I went snow skiing blind today. Very freaky and interesting at the same time. I used to ski and quit 15 years ago. Not only have skis changed shape in that time frame but the technique for using them has as well. I used to hop around my poles to ski down diamond slopes back then. Now hoping is a no no. It's all different. Then you add the blind layer. HA!!! OK so we started off with me freaking out about the chair lift. It went alright and the guide was good. I just hate not knowing really where I am or where the chair is. Then skiing. OK she would say commands like right, left, left hold, traverse, stop, down. I would just have to follow directions and trust I wasn't going to hit a tree. Very hard relying on someone else. She obviously can see what is around me and where I am headed and I can't...so she knows what she is saying and I need to listen. I did my best listening. It's hard when you feel like you are moving really fast and your not, and it's hard when I felt like I wasn't moving at all and really I was. On flat spots I would get so disoriented and fall all over the place. Surprisingly enough you get pretty motion sick when you have darkness and are moving and turning like that. Icky!!! She let me go down a run without my sleep shades so I could see what I remembered from 15 years ago and see what the mountain looked like.
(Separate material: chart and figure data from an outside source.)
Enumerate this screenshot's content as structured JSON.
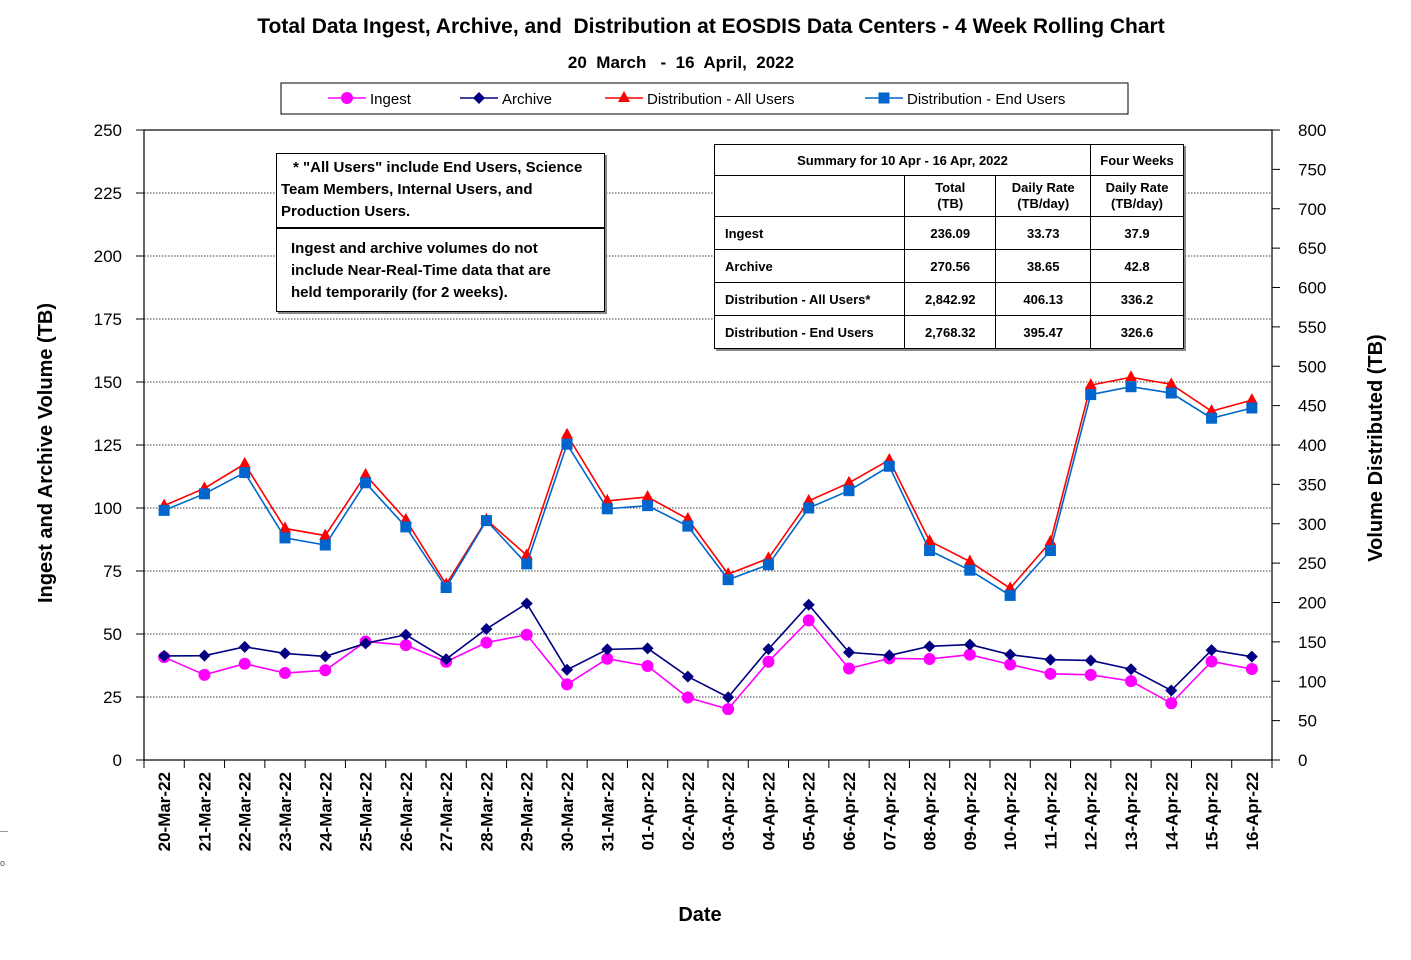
{
  "title": "Total Data Ingest, Archive, and  Distribution at EOSDIS Data Centers - 4 Week Rolling Chart",
  "subtitle": "20  March   -  16  April,  2022",
  "notes": {
    "all_users_line1": "* \"All Users\" include End Users, Science",
    "all_users_line2": "Team Members,  Internal Users, and",
    "all_users_line3": "Production Users.",
    "nrt_line1": "Ingest and archive volumes do not",
    "nrt_line2": "include Near-Real-Time data that are",
    "nrt_line3": "held temporarily (for 2 weeks)."
  },
  "summary": {
    "header": "Summary  for  10  Apr   - 16  Apr,  2022",
    "four_weeks": "Four Weeks",
    "col_total": "Total",
    "col_total_unit": "(TB)",
    "col_daily": "Daily Rate",
    "col_daily_unit": "(TB/day)",
    "col_fw_daily": "Daily Rate",
    "col_fw_daily_unit": "(TB/day)",
    "rows": [
      {
        "label": "Ingest",
        "total": "236.09",
        "daily": "33.73",
        "four_weeks": "37.9"
      },
      {
        "label": "Archive",
        "total": "270.56",
        "daily": "38.65",
        "four_weeks": "42.8"
      },
      {
        "label": "Distribution - All Users*",
        "total": "2,842.92",
        "daily": "406.13",
        "four_weeks": "336.2"
      },
      {
        "label": "Distribution - End Users",
        "total": "2,768.32",
        "daily": "395.47",
        "four_weeks": "326.6"
      }
    ]
  },
  "edge_text": "o",
  "chart_data": {
    "type": "line",
    "title": "Total Data Ingest, Archive, and  Distribution at EOSDIS Data Centers - 4 Week Rolling Chart",
    "subtitle": "20  March   -  16  April,  2022",
    "xlabel": "Date",
    "ylabel": "Ingest and Archive Volume (TB)",
    "y2label": "Volume Distributed (TB)",
    "ylim": [
      0,
      250
    ],
    "y2lim": [
      0,
      800
    ],
    "yticks": [
      0,
      25,
      50,
      75,
      100,
      125,
      150,
      175,
      200,
      225,
      250
    ],
    "y2ticks": [
      0,
      50,
      100,
      150,
      200,
      250,
      300,
      350,
      400,
      450,
      500,
      550,
      600,
      650,
      700,
      750,
      800
    ],
    "grid": true,
    "legend_position": "top-center",
    "categories": [
      "20-Mar-22",
      "21-Mar-22",
      "22-Mar-22",
      "23-Mar-22",
      "24-Mar-22",
      "25-Mar-22",
      "26-Mar-22",
      "27-Mar-22",
      "28-Mar-22",
      "29-Mar-22",
      "30-Mar-22",
      "31-Mar-22",
      "01-Apr-22",
      "02-Apr-22",
      "03-Apr-22",
      "04-Apr-22",
      "05-Apr-22",
      "06-Apr-22",
      "07-Apr-22",
      "08-Apr-22",
      "09-Apr-22",
      "10-Apr-22",
      "11-Apr-22",
      "12-Apr-22",
      "13-Apr-22",
      "14-Apr-22",
      "15-Apr-22",
      "16-Apr-22"
    ],
    "series": [
      {
        "name": "Ingest",
        "axis": "left",
        "color": "#ff00ff",
        "marker": "circle",
        "values": [
          40.8,
          33.8,
          38.2,
          34.5,
          35.6,
          47.0,
          45.6,
          39.0,
          46.6,
          49.7,
          30.0,
          40.2,
          37.3,
          24.8,
          20.2,
          39.0,
          55.4,
          36.3,
          40.3,
          40.1,
          41.8,
          37.9,
          34.2,
          33.8,
          31.3,
          22.5,
          39.1,
          36.1
        ]
      },
      {
        "name": "Archive",
        "axis": "left",
        "color": "#000080",
        "marker": "diamond",
        "values": [
          41.3,
          41.4,
          44.9,
          42.3,
          41.1,
          46.3,
          49.7,
          40.0,
          52.0,
          62.1,
          35.8,
          43.9,
          44.3,
          33.1,
          24.9,
          44.0,
          61.6,
          42.7,
          41.5,
          45.1,
          45.8,
          41.8,
          39.8,
          39.5,
          36.0,
          27.6,
          43.6,
          41.0
        ]
      },
      {
        "name": "Distribution - All Users",
        "axis": "right",
        "color": "#ff0000",
        "marker": "triangle",
        "values": [
          323,
          345,
          376,
          294,
          285,
          362,
          305,
          223,
          305,
          260,
          413,
          329,
          334,
          306,
          236,
          256,
          329,
          352,
          381,
          278,
          252,
          218,
          277,
          476,
          486,
          477,
          443,
          457
        ]
      },
      {
        "name": "Distribution - End Users",
        "axis": "right",
        "color": "#0066cc",
        "marker": "square",
        "values": [
          317,
          338,
          365,
          282,
          273,
          352,
          296,
          219,
          304,
          249,
          401,
          319,
          323,
          297,
          229,
          248,
          320,
          342,
          373,
          266,
          241,
          209,
          266,
          464,
          474,
          466,
          434,
          447
        ]
      }
    ]
  }
}
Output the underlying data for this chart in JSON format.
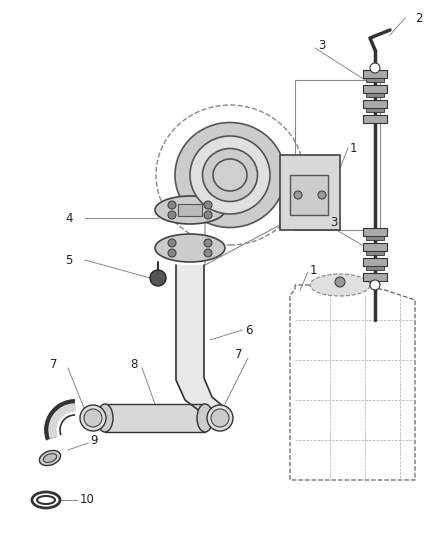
{
  "bg_color": "#ffffff",
  "line_color": "#222222",
  "gray_light": "#cccccc",
  "gray_mid": "#999999",
  "gray_dark": "#555555",
  "font_size": 8.5,
  "fig_w": 4.39,
  "fig_h": 5.33,
  "dpi": 100
}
I have no depth perception but I still remembered a lot. Except that the techniques I perfected correctly 15 years ago are no longer good techniques. Sigh!!!!
On our way back we stopped at McDonald's and even though I wasn't hungry I wanted to order some fries just so I could see if I could go from the van to the line and order something, get my food, and come back to the van. I was excited to try it out and after getting my self unstuck between a newspaper stand I made it in the door, through the line, ordered, and walked back to the van. YEAH!!! I can now do fast food under blindfold. LOL!!!
The process of learning to live with blindness & hearing loss
I am using this blogging site to keep friends and family informed about my life for the next 7 months or so of blindness training at the Colorado Center for the Blind. I have Usher's syndrome which results in hearing loss and progressive vision loss. Now the state of Colorado is paying for me to go through an extensive training program. There will be lots of challenges ahead for me and I am both apprehensive and excited!!!! The training consist of being blindfolded 8 hours a day 5 days a week and learning how to function completely without sight.
Sounds like a successful day, all in all.